Please give a warm welcome to Sarah, everyone!
This year I tried to do the same thing I try and fail to do every year, which is write down all the books I read; it’s harder than you think sometimes to keep track of yourself, and I read a lot of books, and I work so much I think there is some part of me that remains deeply resistant to anything that looks like work, even if it isn’t. This year I read a lot of books about monsters because I am working on a book about monsters that doesn’t want to be written. This year a lot of hard things happened in the world and I had trouble deciding if I wanted to know more, or didn’t. This year I made new friends who are also writers and read their books, too. It’s hard to believe this year is nearly over but I always say that.
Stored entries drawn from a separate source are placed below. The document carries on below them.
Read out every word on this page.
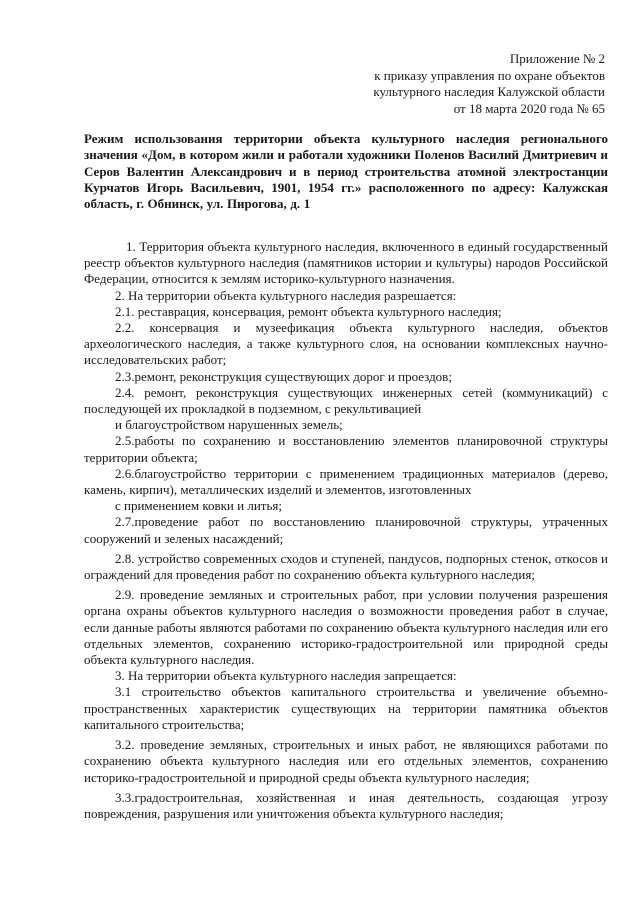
Приложение № 2
к приказу управления по охране объектов
культурного наследия Калужской области
от 18 марта 2020 года № 65
Режим использования территории объекта культурного наследия регионального значения «Дом, в котором жили и работали художники Поленов Василий Дмитриевич и Серов Валентин Александрович и в период строительства атомной электростанции Курчатов Игорь Васильевич, 1901, 1954 гг.» расположенного по адресу: Калужская область, г. Обнинск, ул. Пирогова, д. 1

1. Территория объекта культурного наследия, включенного в единый государственный реестр объектов культурного наследия (памятников истории и культуры) народов Российской Федерации, относится к землям историко-культурного назначения.

2. На территории объекта культурного наследия разрешается:

2.1. реставрация, консервация, ремонт объекта культурного наследия;

2.2. консервация и музеефикация объекта культурного наследия, объектов археологического наследия, а также культурного слоя, на основании комплексных научно-исследовательских работ;

2.3.ремонт, реконструкция существующих дорог и проездов;

2.4. ремонт, реконструкция существующих инженерных сетей (коммуникаций) с последующей их прокладкой в подземном, с рекультивацией

и благоустройством нарушенных земель;

2.5.работы по сохранению и восстановлению элементов планировочной структуры территории объекта;

2.6.благоустройство территории с применением традиционных материалов (дерево, камень, кирпич), металлических изделий и элементов, изготовленных

с применением ковки и литья;

2.7.проведение работ по восстановлению планировочной структуры, утраченных сооружений и зеленых насаждений;

2.8. устройство современных сходов и ступеней, пандусов, подпорных стенок, откосов и ограждений для проведения работ по сохранению объекта культурного наследия;

2.9. проведение земляных и строительных работ, при условии получения разрешения органа охраны объектов культурного наследия о возможности проведения работ в случае, если данные работы являются работами по сохранению объекта культурного наследия или его отдельных элементов, сохранению историко-градостроительной или природной среды объекта культурного наследия.

3. На территории объекта культурного наследия запрещается:

3.1 строительство объектов капитального строительства и увеличение объемно-пространственных характеристик существующих на территории памятника объектов капитального строительства;

3.2. проведение земляных, строительных и иных работ, не являющихся работами по сохранению объекта культурного наследия или его отдельных элементов, сохранению историко-градостроительной и природной среды объекта культурного наследия;

3.3.градостроительная, хозяйственная и иная деятельность, создающая угрозу повреждения, разрушения или уничтожения объекта культурного наследия;
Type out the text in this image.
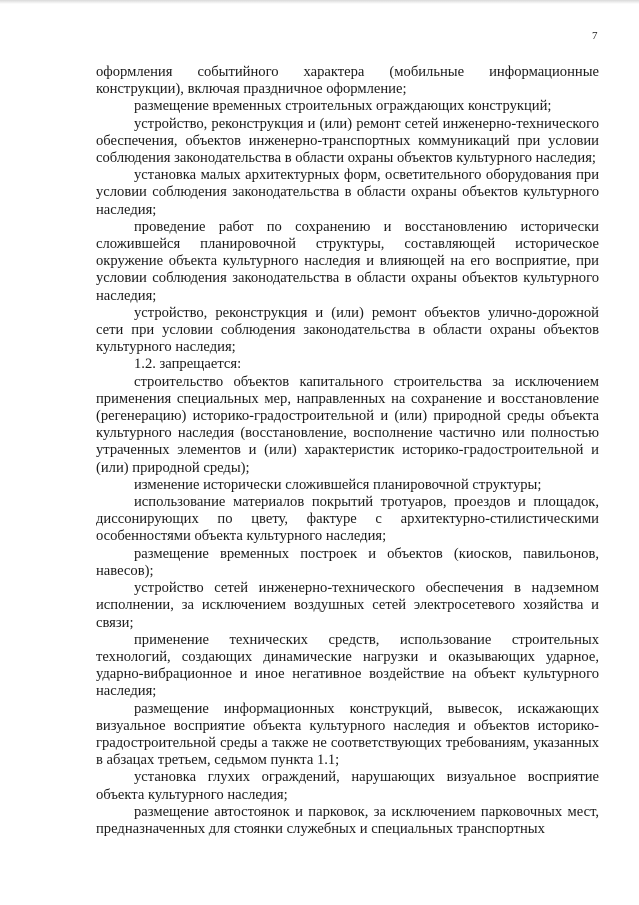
7

оформления событийного характера (мобильные информационные конструкции), включая праздничное оформление;

размещение временных строительных ограждающих конструкций;

устройство, реконструкция и (или) ремонт сетей инженерно-технического обеспечения, объектов инженерно-транспортных коммуникаций при условии соблюдения законодательства в области охраны объектов культурного наследия;

установка малых архитектурных форм, осветительного оборудования при условии соблюдения законодательства в области охраны объектов культурного наследия;

проведение работ по сохранению и восстановлению исторически сложившейся планировочной структуры, составляющей историческое окружение объекта культурного наследия и влияющей на его восприятие, при условии соблюдения законодательства в области охраны объектов культурного наследия;

устройство, реконструкция и (или) ремонт объектов улично-дорожной сети при условии соблюдения законодательства в области охраны объектов культурного наследия;

1.2. запрещается:

строительство объектов капитального строительства за исключением применения специальных мер, направленных на сохранение и восстановление (регенерацию) историко-градостроительной и (или) природной среды объекта культурного наследия (восстановление, восполнение частично или полностью утраченных элементов и (или) характеристик историко-градостроительной и (или) природной среды);

изменение исторически сложившейся планировочной структуры;

использование материалов покрытий тротуаров, проездов и площадок, диссонирующих по цвету, фактуре с архитектурно-стилистическими особенностями объекта культурного наследия;

размещение временных построек и объектов (киосков, павильонов, навесов);

устройство сетей инженерно-технического обеспечения в надземном исполнении, за исключением воздушных сетей электросетевого хозяйства и связи;

применение технических средств, использование строительных технологий, создающих динамические нагрузки и оказывающих ударное, ударно-вибрационное и иное негативное воздействие на объект культурного наследия;

размещение информационных конструкций, вывесок, искажающих визуальное восприятие объекта культурного наследия и объектов историко-градостроительной среды а также не соответствующих требованиям, указанных в абзацах третьем, седьмом пункта 1.1;

установка глухих ограждений, нарушающих визуальное восприятие объекта культурного наследия;

размещение автостоянок и парковок, за исключением парковочных мест, предназначенных для стоянки служебных и специальных транспортных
My favorite books about monsters that I read this year: Siddhartha Mukherjee’s The Emperor of All Maladies, which is a biography of cancer that I read after a friend of mine died of cancer, and I didn’t come away knowing anything more about why people die who shouldn’t, but I did learn a lot about cancer. It’s a very good book. I read Paul Barber’s Vampires, Burial, and Death, which is a history of vampire folklore; it turns out vampires are not so glamorous as you might think, and also rather messy. I read Anne Carson’s An Oresteia, in which monsters are described beautifully. Jeffrey Jerome Cohen’s “Monster Culture: Seven Theses” is an essay and not a book, but it’s in a book and you can read it for free online and it’s brilliant so you ought to. I have been procrastinating Bataille. I have watched every episode of The Vampire Diaries, some of them more than once. Some of them more than twice, if you want to know the truth.
And books I read to take a break from monsters: Meg Howrey’s The Cranes Dance, which is the funniest book about ballet and one of the best books about sisters you’ll ever read; Isabel Quintero’s Gabi, A Girl in Pieces, which is just as good as everyone says it is; Hilary T. Smith’s A Sense of the Infinite, which I just finished fifteen minutes ago and which is coming out next year and will wreck you in the best way. I am working on Ada’s Algorithm, which is a biography of Ada Lovelace, and also Claudia Rankine’s Citizen, which is not really a break from anything but it is a beautiful and necessary book. I finished Emily Mandel’s Station Eleven on the subway and I cried so hard people actually looked at me, which never happens in New York, and I wanted to hug them all and tell them how much I loved them, which never happens to me. I read Jenny Zhang’s Hags—well, obviously I read it because I published it, but I published it because it’s incredible. I’m taking The Unabridged Journals of Sylvia Plath on vacation, which—yeah, I know. It’s okay. I read a lot of other things I can’t remember, or I will remember them later, after I have already sent this in, and think, Oh no I should have told them to read that one too.
Next year I’ll keep better track. Cross my heart.
<3
2 Comments
C. Lee McKenzie
December 29, 2014 at 11:08 amI’m glad I’m not the only one who doesn’t keep a list. Next year I swear I am doing it. However, this one was a great idea: categories. Thanks for it and thanks for the additions to my TBR list. Happy New Year.
Toni Munoz-Hunt
December 30, 2014 at 12:22 pmMy Goodreads list just got a lot bigger. THE CRANES DANCE and THE EMPEROR OF ALL MALADIES especially caught my interest. Thanks for sharing!